Neural history compressor
The vanishing gradient problem of automatic differentiation or backpropagation in neural networks was partially overcome in 1992 by an early generative model called the neural history compressor, implemented as an unsupervised stack of recurrent neural networks (RNNs). The RNN at the input level learns to predict its next input from the previous input history. Only unpredictable inputs of some RNN in the hierarchy become inputs to the next higher level RNN which therefore recomputes its internal state only rarely. Each higher level RNN thus learns a compressed representation of the information in the RNN below. This is done such that the input sequence can be precisely reconstructed from the sequence representation at the highest level. The system effectively minimises the description length or the negative logarithm of the probability of the data. If there is a lot of learnable predictability in the incoming data sequence, then the highest level RNN can use supervised learning to easily classify even deep sequences with very long time intervals between important events. In 1993, such a system already solved a "Very Deep Learning" task that requires more than 1000 subsequent layers in an RNN unfolded in time.

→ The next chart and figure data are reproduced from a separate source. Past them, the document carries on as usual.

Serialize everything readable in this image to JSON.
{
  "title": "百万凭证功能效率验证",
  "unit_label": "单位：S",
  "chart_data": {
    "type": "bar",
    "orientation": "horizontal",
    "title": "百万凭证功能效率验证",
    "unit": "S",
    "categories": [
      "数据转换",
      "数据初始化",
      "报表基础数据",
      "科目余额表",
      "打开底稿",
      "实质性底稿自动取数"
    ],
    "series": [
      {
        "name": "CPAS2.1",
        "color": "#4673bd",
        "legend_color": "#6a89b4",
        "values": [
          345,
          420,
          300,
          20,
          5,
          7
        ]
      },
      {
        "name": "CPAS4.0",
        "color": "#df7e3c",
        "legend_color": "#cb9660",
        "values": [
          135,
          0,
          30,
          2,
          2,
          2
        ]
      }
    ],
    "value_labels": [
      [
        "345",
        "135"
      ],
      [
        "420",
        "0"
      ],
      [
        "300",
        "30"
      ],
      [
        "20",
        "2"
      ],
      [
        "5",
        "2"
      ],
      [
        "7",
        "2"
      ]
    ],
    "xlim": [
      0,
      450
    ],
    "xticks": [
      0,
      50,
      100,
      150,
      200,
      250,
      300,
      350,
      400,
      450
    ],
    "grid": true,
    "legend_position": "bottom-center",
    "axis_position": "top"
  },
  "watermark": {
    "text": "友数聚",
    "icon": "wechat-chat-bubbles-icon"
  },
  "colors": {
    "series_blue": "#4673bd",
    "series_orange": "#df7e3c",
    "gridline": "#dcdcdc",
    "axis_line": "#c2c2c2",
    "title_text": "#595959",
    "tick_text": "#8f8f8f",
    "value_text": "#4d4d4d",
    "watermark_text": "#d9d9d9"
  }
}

It is also possible to distill the entire RNN hierarchy into only two RNNs called the "conscious" chunker (higher level) and the "subconscious" automatizer (lower level). Once the chunker has learned to predict and compress inputs that are still unpredictable by the automatizer, then the automatizer can be forced in the next learning phase to predict or imitate through special additional units the hidden units of the more slowly changing chunker. This makes it easy for the automatizer to learn appropriate, rarely changing memories across very long time intervals. This in turn helps the automatizer to make many of its once unpredictable inputs predictable, such that the chunker can focus on the remaining still unpredictable events, to compress the data even further.